It’s a good sign that it’s not going to be a good day at the office for a Republican politician when the morning’s edition of the Wall Street Journal has both an editorial and an op-ed piece critical of the politician.
But that’s precisely what Texas governor Rick Perry is confronting today. In this WSJ editorial ($) aptly entitled “What’s the Matter with Texas?”, the Journal editors pick up on a theme that was noted earlier in this post — that is, the utter lack of leadership being exhibited by Republican politicians:
Republicans control every lever of political power in Austin for the first time since Reconstruction and had promised a sweeping reform agenda. Property tax relief. Vouchers for kids in failed inner-city public schools. An end to Robin Hood school financing. And passage of a fiscally tight budget.
This entire legislative agenda was ambushed. The school voucher pilot program for 20,000 mostly minority kids was rejected by the very Democratic legislators representing the families who would have benefited from the opportunity to attend private and parochial schools that actually work. The depressing fact that nearly half of the black and Hispanic children in the state fail to graduate from public high schools wasn’t perceived as a sufficient crisis to give choice a chance.
Most of the other failings of this legislature must be laid at the feet of the Republicans.
The Journal goes on to note that the Republicans are playing with serious political fire by failing to address the problem of spiraling property taxes in Texas:
But it’s almost inconceivable that the legislature would adjourn until 2007 without chopping property taxes. Skyrocketing appraisals are taxing Texans out of their houses, and infuriated home owners are ready to march on Austin. One Dallas legislator reported that he was accosted by irate voters at his kid’s swim meet this week. . .
[I]f property taxes aren’t cut meaningfully right now, the Republicans might not be coming back to Austin after the next election.

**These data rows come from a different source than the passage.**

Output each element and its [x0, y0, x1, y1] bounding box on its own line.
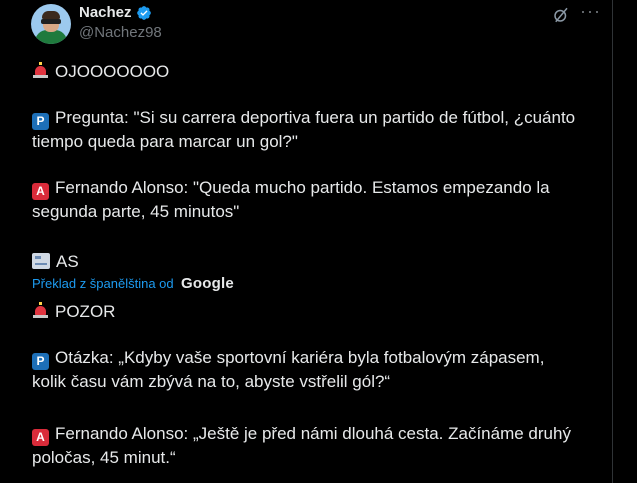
verified-badge-icon	[137, 6, 151, 20]
more-icon[interactable]: ···	[580, 2, 600, 25]
tweet-answer: A Fernando Alonso: "Queda mucho partido. …	[32, 178, 550, 221]
translated-line-alert: POZOR	[32, 300, 612, 323]
p-button-icon: P	[32, 353, 49, 370]
a-button-icon: A	[32, 183, 49, 200]
grok-icon[interactable]	[552, 6, 570, 24]
translated-answer: A Fernando Alonso: „Ještě je před námi dl…	[32, 424, 571, 467]
translation-notice[interactable]: Překlad z španělština od	[32, 276, 174, 291]
author-handle[interactable]: @Nachez98	[79, 24, 162, 41]
rotating-light-icon	[32, 302, 49, 319]
newspaper-icon	[32, 253, 50, 269]
tweet-question: P Pregunta: "Si su carrera deportiva fuer…	[32, 108, 576, 151]
google-logo: Google	[181, 275, 234, 292]
a-button-icon: A	[32, 429, 49, 446]
tweet-source: AS	[32, 250, 612, 273]
rotating-light-icon	[32, 62, 49, 79]
tweet[interactable]: Nachez @Nachez98 ··· OJOOOOOOO P Pregunta…	[0, 0, 612, 483]
tweet-line-alert: OJOOOOOOO	[32, 60, 612, 83]
author-name[interactable]: Nachez	[79, 4, 132, 21]
column-divider	[612, 0, 613, 483]
avatar[interactable]	[31, 4, 71, 44]
p-button-icon: P	[32, 113, 49, 130]
translated-question: P Otázka: „Kdyby vaše sportovní kariéra b…	[32, 348, 545, 391]
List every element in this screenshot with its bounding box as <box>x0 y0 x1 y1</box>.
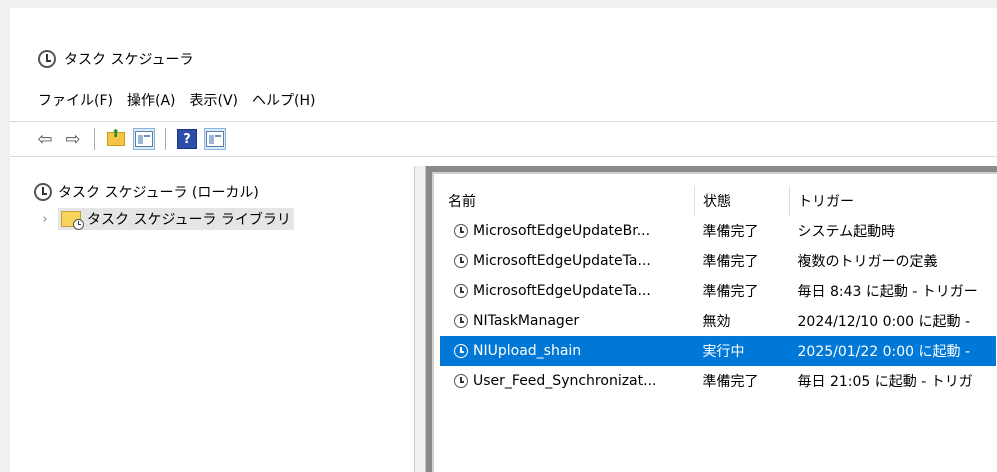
menu-action[interactable]: 操作(A) <box>127 90 190 112</box>
menu-bar: ファイル(F) 操作(A) 表示(V) ヘルプ(H) <box>38 90 329 112</box>
table-row[interactable]: NITaskManager 無効 2024/12/10 0:00 に起動 - <box>440 306 996 336</box>
task-name: NIUpload_shain <box>473 343 582 359</box>
toolbar-separator <box>165 128 166 150</box>
tree-item-root[interactable]: タスク スケジューラ (ローカル) <box>34 182 259 202</box>
column-header-name[interactable]: 名前 <box>440 186 695 216</box>
tree-root-label: タスク スケジューラ (ローカル) <box>58 185 259 201</box>
task-clock-icon <box>454 224 468 238</box>
task-scheduler-window: タスク スケジューラ ファイル(F) 操作(A) 表示(V) ヘルプ(H) ⇦ … <box>10 8 997 472</box>
task-trigger: 毎日 21:05 に起動 - トリガ <box>797 374 973 390</box>
toolbar: ⇦ ⇨ ? <box>10 121 997 157</box>
forward-arrow-icon[interactable]: ⇨ <box>62 128 84 150</box>
task-trigger: 毎日 8:43 に起動 - トリガー <box>797 284 978 300</box>
back-arrow-icon[interactable]: ⇦ <box>34 128 56 150</box>
tree-item-library[interactable]: › タスク スケジューラ ライブラリ <box>38 208 294 230</box>
title-bar: タスク スケジューラ <box>38 48 193 70</box>
folder-clock-icon <box>61 211 84 230</box>
task-status: 準備完了 <box>702 374 759 390</box>
task-name: MicrosoftEdgeUpdateTa... <box>473 253 651 269</box>
table-row[interactable]: MicrosoftEdgeUpdateBr... 準備完了 システム起動時 <box>440 216 996 246</box>
task-name: NITaskManager <box>473 313 580 329</box>
task-name: MicrosoftEdgeUpdateBr... <box>473 223 651 239</box>
show-hide-action-pane-button[interactable] <box>204 128 226 150</box>
show-hide-console-tree-button[interactable] <box>133 128 155 150</box>
task-name: MicrosoftEdgeUpdateTa... <box>473 283 651 299</box>
task-trigger: 2024/12/10 0:00 に起動 - <box>797 314 971 330</box>
task-scheduler-clock-icon <box>34 183 52 201</box>
table-row[interactable]: MicrosoftEdgeUpdateTa... 準備完了 毎日 8:43 に起… <box>440 276 996 306</box>
clock-icon <box>73 219 84 230</box>
table-row[interactable]: User_Feed_Synchronizat... 準備完了 毎日 21:05 … <box>440 366 996 396</box>
task-status: 準備完了 <box>702 224 759 240</box>
menu-view[interactable]: 表示(V) <box>190 90 253 112</box>
table-header-row: 名前 状態 トリガー <box>440 186 996 216</box>
task-clock-icon <box>454 314 468 328</box>
window-title: タスク スケジューラ <box>64 52 194 68</box>
table-row[interactable]: MicrosoftEdgeUpdateTa... 準備完了 複数のトリガーの定義 <box>440 246 996 276</box>
pane-splitter[interactable] <box>414 166 426 472</box>
task-trigger: 2025/01/22 0:00 に起動 - <box>789 336 996 366</box>
task-clock-icon <box>454 284 468 298</box>
menu-help[interactable]: ヘルプ(H) <box>252 90 329 112</box>
task-clock-icon <box>454 344 468 358</box>
action-pane-icon <box>206 131 224 147</box>
task-list-pane: 名前 状態 トリガー MicrosoftEdgeUpdateBr... 準備完了… <box>426 166 997 472</box>
table-row-selected[interactable]: NIUpload_shain 実行中 2025/01/22 0:00 に起動 - <box>440 336 996 366</box>
folder-up-button[interactable] <box>105 127 127 150</box>
task-status: 準備完了 <box>702 284 759 300</box>
column-header-trigger[interactable]: トリガー <box>790 186 997 216</box>
task-clock-icon <box>454 254 468 268</box>
tree-library-selection: タスク スケジューラ ライブラリ <box>58 208 294 230</box>
console-tree-pane: タスク スケジューラ (ローカル) › タスク スケジューラ ライブラリ <box>10 166 414 472</box>
task-status: 準備完了 <box>702 254 759 270</box>
folder-up-icon <box>107 127 125 146</box>
task-trigger: 複数のトリガーの定義 <box>797 254 938 270</box>
toolbar-separator <box>94 128 95 150</box>
task-trigger: システム起動時 <box>797 224 896 240</box>
show-hide-pane-icon <box>135 131 153 147</box>
task-scheduler-clock-icon <box>38 50 56 68</box>
task-status: 無効 <box>702 314 731 330</box>
task-list-inner: 名前 状態 トリガー MicrosoftEdgeUpdateBr... 準備完了… <box>432 172 997 472</box>
menu-file[interactable]: ファイル(F) <box>38 90 127 112</box>
task-name: User_Feed_Synchronizat... <box>473 373 657 389</box>
task-clock-icon <box>454 374 468 388</box>
help-button[interactable]: ? <box>176 128 198 150</box>
help-icon: ? <box>177 129 197 149</box>
column-header-status[interactable]: 状態 <box>694 186 790 216</box>
tree-library-label: タスク スケジューラ ライブラリ <box>87 212 291 228</box>
task-table: 名前 状態 トリガー MicrosoftEdgeUpdateBr... 準備完了… <box>440 186 996 396</box>
task-status: 実行中 <box>694 336 790 366</box>
chevron-right-icon[interactable]: › <box>38 212 52 227</box>
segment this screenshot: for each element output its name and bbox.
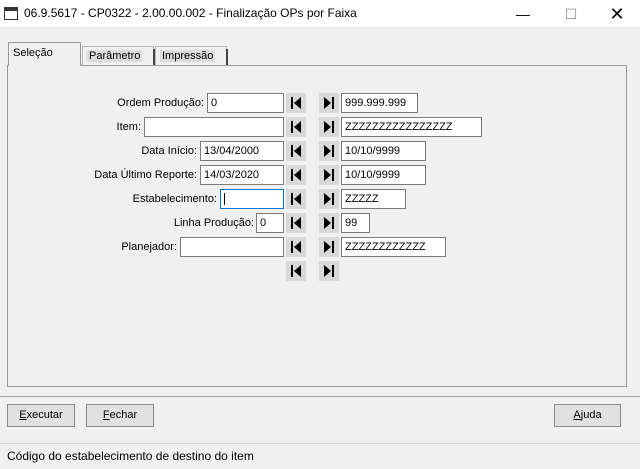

Meanwhile, over at OpinionJournal, J.R. Labbe, senior editorial writer and columnist for the Fort Worth Star-Telegram, pens this op-ed that addresses the challenges from within the Texas Republican Party that Mr. Perry is expected to face in the upcoming election campaign, and notes in particular that Mr. Perry’s recent political staging of a signing ceremony for parental consent legislation in the gymnasium of a Ft. Worth church could backfire:
But the community of faith, even in the Lone Star State, is not a monolith. Plenty of Texan Christians were put off by what they perceived as Gov. Perry’s use of religion as a theatrical prop. Witnessing oneself as a godly governor might be more effectively demonstrated if religion weren’t turned into a sideshow.
As I observed to Charles Kuffner during lunch yesterday, I’m not sure what’s worse — the risk that government will embrace the worst characteristics of certain Christian churches, or that those churches will embrace the worst characteristics of government.
I plan on voting against every state Republican incumbent in the primary, and I’m considering voting for any Democrat in the general election to clean house.
The lack of any progress on school financing and property tax reform, combined with the stealth income tax (business payroll tax) is destroying the Republican party in Texas. And Rick Perry is not the sole cause of the problem. I blame David Dewhurst and Tom Craddick as much or more than the Governor.
Nobody pays attention to political props except activists. The church backdrop was for the primaries and for voters who might stray to Kay Bailey. Nobody else will care in a month.
Perry will NOT be hurt by siding with the overwhelming majority of Texans on parental consent and gay marriage. Any notion otherwise is just wishful thinking by people who support the minority view on those issues.
Indeed, Perry is most vulnerable where I did not think he would be vulnerable after he managed to balance a budget deficit without massive new taxes — the fiscal side.
The candidate who runs to his right on fiscal matters — fixing education funding and property tax appraisal creep — has a chance to beat him.
But which candidate is going to do that? Kay Bailey Hutchison? Chris Bell?
Call me sceptical.
Perry hasn’t been great, but the culprit the WSJ has targeted once and should stay focused on (because he has institutional power) is Dewhurst. If the Republicans haven’t managed to move a conservative fiscal agenda, they need not look much further than Dewhurst (although I will concede that Perry could have put public pressure on Dewhurst, and that’s a failure of Perry’s).
People also tend to forget that the wise designers of our state’s constitution intended it to be hard for politicians to “do things.” Republicans haven’t been in charge all that long. It’s kind of amusing for folks to expect the party that tends to advocate NOT doing things to overcome institutional limitations and get lots of things done, almost overnight! As Don Lutz would remind me, institutions matter. 🙂
That said, the state GOP won’t get to play the “institutionalism” card forever, I don’t think. I don’t expect the Dems to get to their right on issues, but GOP primary fights are almost surely coming down the pike in a big way.